George Webster examined:—

“I attended the meeting at Bakery-hill on the afternoon of the 29th November, Mr. Hayes was chairman, and the prisoner was on the platform. He made a speech to the effect, that he had come 16,000 miles to escape tyranny, and they (the diggers) should put down the tyrants here (pointing to the Camp). PRISONER ALSO TORE UP HIS LICENCE and threw it towards the fire recommending the others to do as he did.”

N.B. — At the next state trial of James Beattie, and Michael Tuhey, said witness George Webster, on his oath, was cross examined by Mr. Ireland, and stated:—

“Mr. Raffaello, was at the meeting on the 29th November.— (A gold licence was here handed to the witness.) — This licence is in the name of Carboni Raffaello, and the date covers the period at which the licences were burned.” — (Sensation in the Court!)

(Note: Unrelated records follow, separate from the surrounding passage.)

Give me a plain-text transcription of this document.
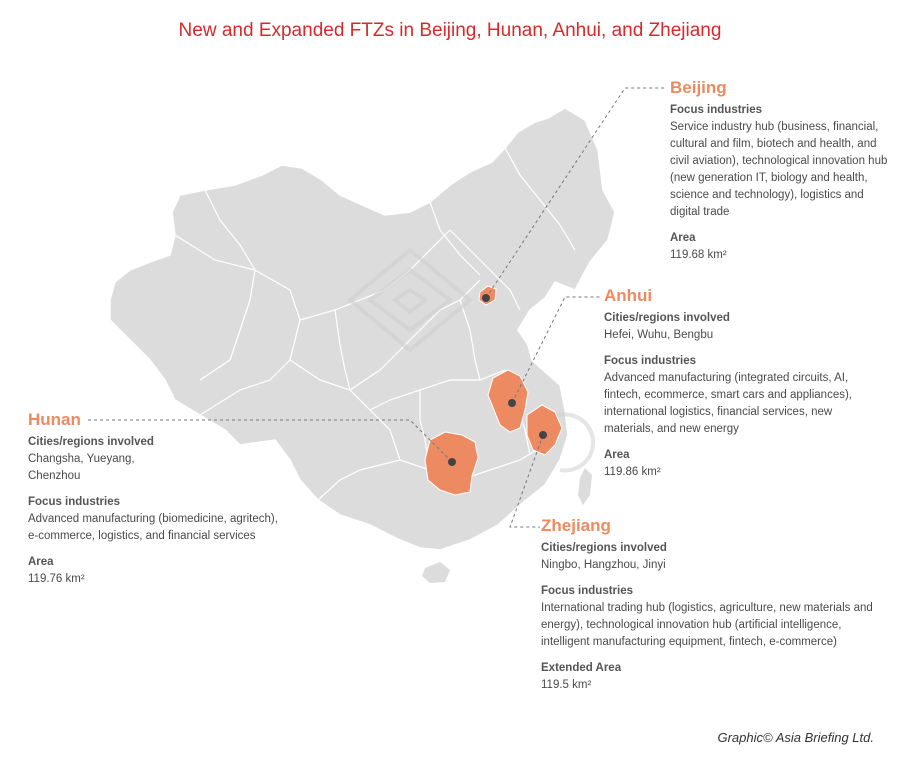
New and Expanded FTZs in Beijing, Hunan, Anhui, and Zhejiang
Beijing
Focus industries
Service industry hub (business, financial, cultural and film, biotech and health, and civil aviation), technological innovation hub (new generation IT, biology and health, science and technology), logistics and digital trade
Area
119.68 km²
Anhui
Cities/regions involved
Hefei, Wuhu, Bengbu
Focus industries
Advanced manufacturing (integrated circuits, AI, fintech, ecommerce, smart cars and appliances), international logistics, financial services, new materials, and new energy
Area
119.86 km²
Hunan
Cities/regions involved
Changsha, Yueyang, Chenzhou
Focus industries
Advanced manufacturing (biomedicine, agritech), e-commerce, logistics, and financial services
Area
119.76 km²
Zhejiang
Cities/regions involved
Ningbo, Hangzhou, Jinyi
Focus industries
International trading hub (logistics, agriculture, new materials and energy), technological innovation hub (artificial intelligence, intelligent manufacturing equipment, fintech, e-commerce)
Extended Area
119.5 km²
Graphic© Asia Briefing Ltd.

I was present in person, and a free man. Ab uno disce omnes: jam satis dixi. I hereby assert that I did not burn any paper or anything at all at the monster meeting; I challenge contradiction from any bona fide miner, who was present at said meeting. I paid two pounds for my licence on the 15th of October, 1854, to Commissioner Amos, and I have it still in my possession.*

V.R.
Printed by John Ferres, at the Government Printing Office.

NOT TRANSFERABLE.

£2 TheEurekaStockadeRaffaelloCarboniP110icon £2

GOLD LICENSE. — THREE MONTHS.

No. 134. 17th October, 1854.

The Bearer, Carboni Raffaello, having paid the Sum of TWO Pounds on account of the General Revenue of the Colony, I hereby License him to mine or dig for Gold, reside at, or carry on, or follow any trade or calling, except that of Storekeeper, on such Crown Lands within the Colony of Victoria as shall be assigned to him for these purposes by any one duly authorized in that behalf.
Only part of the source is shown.